Тут гнев с лица Серены исчез, и она невольно рассмеялась:
— Вы все расставили на свои места, мистер Горинг. Действительно, мне больше нечего сказать. И если мы хотим вернуться в Бат к ужину, следует поторопиться. А ты, Эмили, не смотри так испуганно! Я не стану больше ругать тебя. Надеюсь, что и ты не будешь считать меня исчадием ада потому лишь, что однажды я накричала на тебя.
— Нет-нет! Как я могу? Я никогда не хотела… Я даже не думала…
— Но ты же превратила лорда Ротерхэма в настоящее чудовище! Да ладно! Думаю, тебе стоит подождать, пока вы снова не встретитесь с ним, прежде чем решишь бросить его. Может быть, ты поймешь, что картина, которую ты себе когда-то нарисовала, не совсем верна. А если маркиз опять покажется тебе ужасным, что ж, просто скажи ему, что хочешь разорвать помолвку… — Серена протянула ей руку, но обратилась к Горингу: — Вы едете вместе с нами, сэр?
— Я поеду верхом позади вашей кареты, мадам.
— Эмили! — неожиданно закричал Джерард. — Неужели ты позволишь им нас разлучить?
— Мне очень жаль, — задрожала Эмили, — умоляю, прости меня! Я совсем не хотела вести себя так плохо.
— Дорогой мистер Монксли, если вы не хотите расставаться с Эмили, вам нужно всего лишь нанять лошадь, — сказала Серена. — Когда Ротерхэм приедет в Бат, вы можете выступить против него вдвоем.
— Нет! Нет! — закричала Эмили, хватая ее за руку. — Леди Серена, не позволяйте ему ехать с нами! Тогда лорд Ротерхэм и мама узнают, что я натворила, а я этого не вынесу.
— Если моя любовь так мало для тебя значит, — гордо заявил Джерард, — то поезжай! Я понял, что диадема маркизы одержала победу!
Глава 22
Когда майор Киркби, около трех часов дня переехав через мост, приблизился к Лаура-Плейс, он был удивлен, не увидев там Фоббинга с фаэтоном Серены. Еще более майор удивился сообщению Либстера, что леди Серена уехала на пикник. «А леди Спенборо, — добавил дворецкий, — находится в гостиной и просила провести майора наверх». Он заметил, что майор привязывает поводья к перилам, и тут же добавил, что пришлет конюха миледи присмотреть за лошадью.

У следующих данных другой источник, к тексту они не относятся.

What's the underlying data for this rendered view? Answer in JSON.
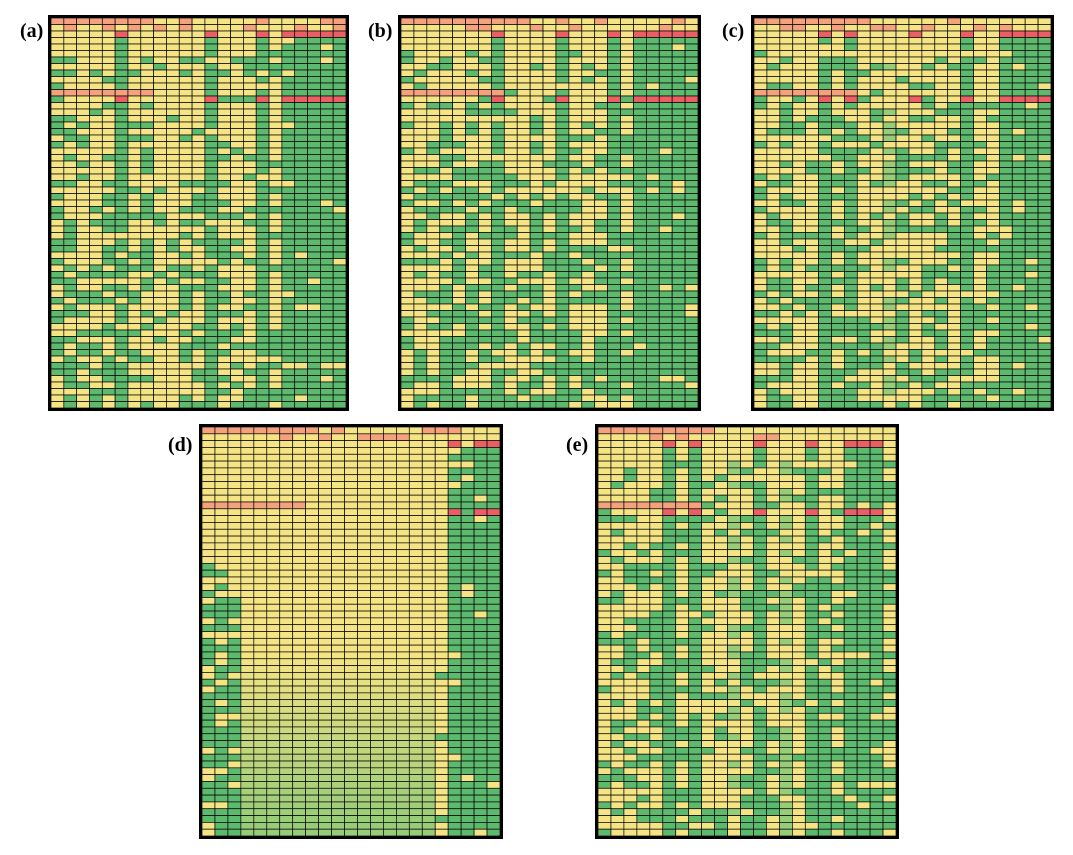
{
  "figure": {
    "colors": {
      "yellow": "#f5e484",
      "green": "#5cb96e",
      "light_green": "#97cc78",
      "red": "#ec5e66",
      "pink": "#f4a17d",
      "grid_line": "#000000"
    }
  },
  "chart_data": [
    {
      "type": "heatmap",
      "label": "(a)",
      "rows": 60,
      "cols": 23,
      "green_columns": [
        5,
        12,
        16,
        18,
        19,
        20,
        21,
        22
      ],
      "light_green_columns": [],
      "red_rows": [
        2,
        12
      ],
      "red_columns": [
        5,
        12,
        16,
        18,
        19,
        20,
        21,
        22
      ],
      "pink_band_rows": [
        0,
        11
      ],
      "fill_start_row": 5,
      "fill_base": 0.15,
      "fill_slope": 0.55
    },
    {
      "type": "heatmap",
      "label": "(b)",
      "rows": 60,
      "cols": 23,
      "green_columns": [
        7,
        12,
        16,
        18,
        19,
        20,
        21,
        22
      ],
      "light_green_columns": [
        7
      ],
      "red_rows": [
        2,
        12
      ],
      "red_columns": [
        7,
        12,
        16,
        18,
        19,
        20,
        21,
        22
      ],
      "pink_band_rows": [
        0,
        11
      ],
      "fill_start_row": 5,
      "fill_base": 0.2,
      "fill_slope": 0.55
    },
    {
      "type": "heatmap",
      "label": "(c)",
      "rows": 60,
      "cols": 23,
      "green_columns": [
        5,
        7,
        16,
        19,
        20,
        21,
        22
      ],
      "light_green_columns": [
        10
      ],
      "red_rows": [
        2,
        12
      ],
      "red_columns": [
        5,
        7,
        12,
        16,
        19,
        20,
        21,
        22
      ],
      "pink_band_rows": [
        0,
        11
      ],
      "fill_start_row": 5,
      "fill_base": 0.25,
      "fill_slope": 0.6
    },
    {
      "type": "heatmap",
      "label": "(d)",
      "rows": 60,
      "cols": 23,
      "green_columns": [
        19,
        20,
        21,
        22
      ],
      "light_green_columns": [],
      "red_rows": [
        2,
        12
      ],
      "red_columns": [
        19,
        21,
        22
      ],
      "pink_band_rows": [
        0,
        11
      ],
      "fill_start_row": 20,
      "fill_base": 0.0,
      "fill_slope": 0.35,
      "gradient_bottom": true
    },
    {
      "type": "heatmap",
      "label": "(e)",
      "rows": 60,
      "cols": 23,
      "green_columns": [
        5,
        7,
        12,
        16,
        19,
        20,
        21
      ],
      "light_green_columns": [
        10,
        14
      ],
      "red_rows": [
        2,
        12
      ],
      "red_columns": [
        5,
        7,
        12,
        16,
        19,
        20,
        21
      ],
      "pink_band_rows": [
        0,
        11
      ],
      "fill_start_row": 5,
      "fill_base": 0.2,
      "fill_slope": 0.55
    }
  ]
}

Затем он провел мистера Киркби на второй этаж, объявил о его приходе и удалился, покачивая головой. По мнению дворецкого, происходило что-то подозрительное, какая-то мышиная возня, которую он очень не одобрял. Едва дверь за Либстером закрылась, Фанни вскочила с дивана и импульсивно рванулась к майору.
— О, Гектор, я рада, что ты пришел! Я так волнуюсь!
— В чем дело, дорогая? — спросил он, взяв вдову за руки. — Фанни, да ты вся дрожишь! Любимая…
Она тяжело вздохнула, высвободила руки и бросила на мистера Киркби умоляющий взгляд:
— Гектор, не надо… Мы не должны… Любовь моя, ты же помнишь!..
Он отошел к окну и встал там, глядя на улицу.
— Да, прости меня. Но что так тебя расстроило, моя дорогая?